Comme une chanson de Leonard Cohen
par Laurence Vanpaeschen
Le Carnet et les Instants n° 145

On nous le dit en quatrième de couverture : Gernot Lambert a mis dans son premier roman les choses de la vie qu'il aime et qui lui ressemblent sans doute. Plein de neige en hiver, Bob Dylan, Leonard Cohen et Roger Waters, le café en gobelets et les cigarettes, la BD que l'on retrouve dans les petites cases qui parsèment son texte et imprègnent une écriture directe, simple, de toi à moi. L'histoire fait un peu penser à celle d'un road movie où on a l'impression de courir sur place en sachant qu'il faudrait échapper à une menace qui point sourdement, mais qui va immanquablement exploser à la fin du film. Le genre de scénario qu'on a déjà vu cent fois, mais qu'on prend un plaisir franc à se repasser encore, calé dans les coussins d'un divan, en fumant les mêmes cigarettes que le personnage du film, mais plutôt avec un verre de vin qu'un gobelet de café.

Phil écrit des romans, et il s'est laissé convaincre d'écrire une pièce de théâtre par son copain metteur en scène et Rachel, la comédienne avec qui il partage sa vie pour le moment. Mais le théâtre, c'est pas son truc, Noël non plus, d'ailleurs. Alors il s'isole dans sa maison à la campagne, sous la neige, pour tenter de s'arracher ce morceau d'art «à l'absolue et paradoxale modernité» qu'on lui a dit qu'est le théâtre, et dont tout le monde se tamponne à commencer par lui.

Et elle débarque, Sophie qu'il a aimée et quittée dans la déchirure sans jamais cesser de la désirer. Aussi déglinguée que la 2 CV qui l'amène et que sa petite fille Sarah, qui ne sort de son mutisme que pour lancer des cris à vous transpercer l'âme. Repris par son désir, par «la fascination de l'abîme» qu'elle incarne, Phil laisse Sophie s'installer «pour quelques jours», ne travaille pas, bien sûr, chasse le malaise indéfinissable qui l'envahit devant les dessins sanglants de l'enfant et le regard affolé et hagard de la mère. Il ne pose pas de questions, accepte les bribes décousues d'explications : des juges arbitraires, une garde confiée à un père destructeur, la fuite comme seule issue…

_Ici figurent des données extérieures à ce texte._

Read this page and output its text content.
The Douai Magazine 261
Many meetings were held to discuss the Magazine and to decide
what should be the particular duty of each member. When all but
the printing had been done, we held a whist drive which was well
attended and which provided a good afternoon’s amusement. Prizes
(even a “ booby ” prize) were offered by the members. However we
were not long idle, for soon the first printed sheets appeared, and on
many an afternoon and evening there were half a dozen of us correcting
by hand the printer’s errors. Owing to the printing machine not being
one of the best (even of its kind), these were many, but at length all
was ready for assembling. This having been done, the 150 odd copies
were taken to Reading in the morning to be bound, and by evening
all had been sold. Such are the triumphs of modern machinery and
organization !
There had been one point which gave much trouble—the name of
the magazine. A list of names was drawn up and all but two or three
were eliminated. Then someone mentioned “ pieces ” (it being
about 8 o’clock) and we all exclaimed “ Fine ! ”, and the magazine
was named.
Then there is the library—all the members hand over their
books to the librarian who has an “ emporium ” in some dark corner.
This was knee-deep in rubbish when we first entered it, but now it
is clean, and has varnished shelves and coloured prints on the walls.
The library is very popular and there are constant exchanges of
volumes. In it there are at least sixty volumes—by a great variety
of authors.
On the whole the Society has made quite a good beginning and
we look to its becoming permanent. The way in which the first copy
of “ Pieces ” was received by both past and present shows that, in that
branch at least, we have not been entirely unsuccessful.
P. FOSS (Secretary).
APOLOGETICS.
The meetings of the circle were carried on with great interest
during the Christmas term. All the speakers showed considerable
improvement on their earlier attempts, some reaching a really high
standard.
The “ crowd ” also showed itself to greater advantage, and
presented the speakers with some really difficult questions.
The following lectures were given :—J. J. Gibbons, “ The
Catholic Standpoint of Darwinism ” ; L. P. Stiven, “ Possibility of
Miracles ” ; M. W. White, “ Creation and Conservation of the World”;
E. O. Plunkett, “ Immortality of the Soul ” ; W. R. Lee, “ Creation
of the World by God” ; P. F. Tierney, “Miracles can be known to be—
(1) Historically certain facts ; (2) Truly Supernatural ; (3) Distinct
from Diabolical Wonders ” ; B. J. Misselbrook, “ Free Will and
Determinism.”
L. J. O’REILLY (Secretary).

La terreur qui suinte de ces deux êtres décide Phil à se joindre à leur course éperdue. Il emprunte la maison d'un ami dans le Sud de la France, loin, perdue dans les collines, ils roulent toute la nuit, boivent des cafés dans des restoroutes, il n'allume pas la radio, jamais, pressentiment sans doute. L'impression du bonheur pendant quelques heures, sous la luminosité méridionale. Même Sarah retrouve un peu le monde quand elle découvre le chat des collines, presque bleu tant il est noir.

Et puis c'est l'explosion, qu'on attendait depuis le début de l'histoire sur laquelle planait «une lourdeur, une espèce de menace, un truc salement comminatoire». Le chat est retrouvé éventré dans une mare de sang, Sophie montre à Phil l'échographie de l'enfant de lui qu'elle avait porté et perdu, et Phil allume la radio.

Il est d'usage de ne pas révéler la fin de l'histoire, même si on la devine… Sachez seulement que Phil a fini par écrire sa pièce et que le papa de Sarah lui a offert un chat.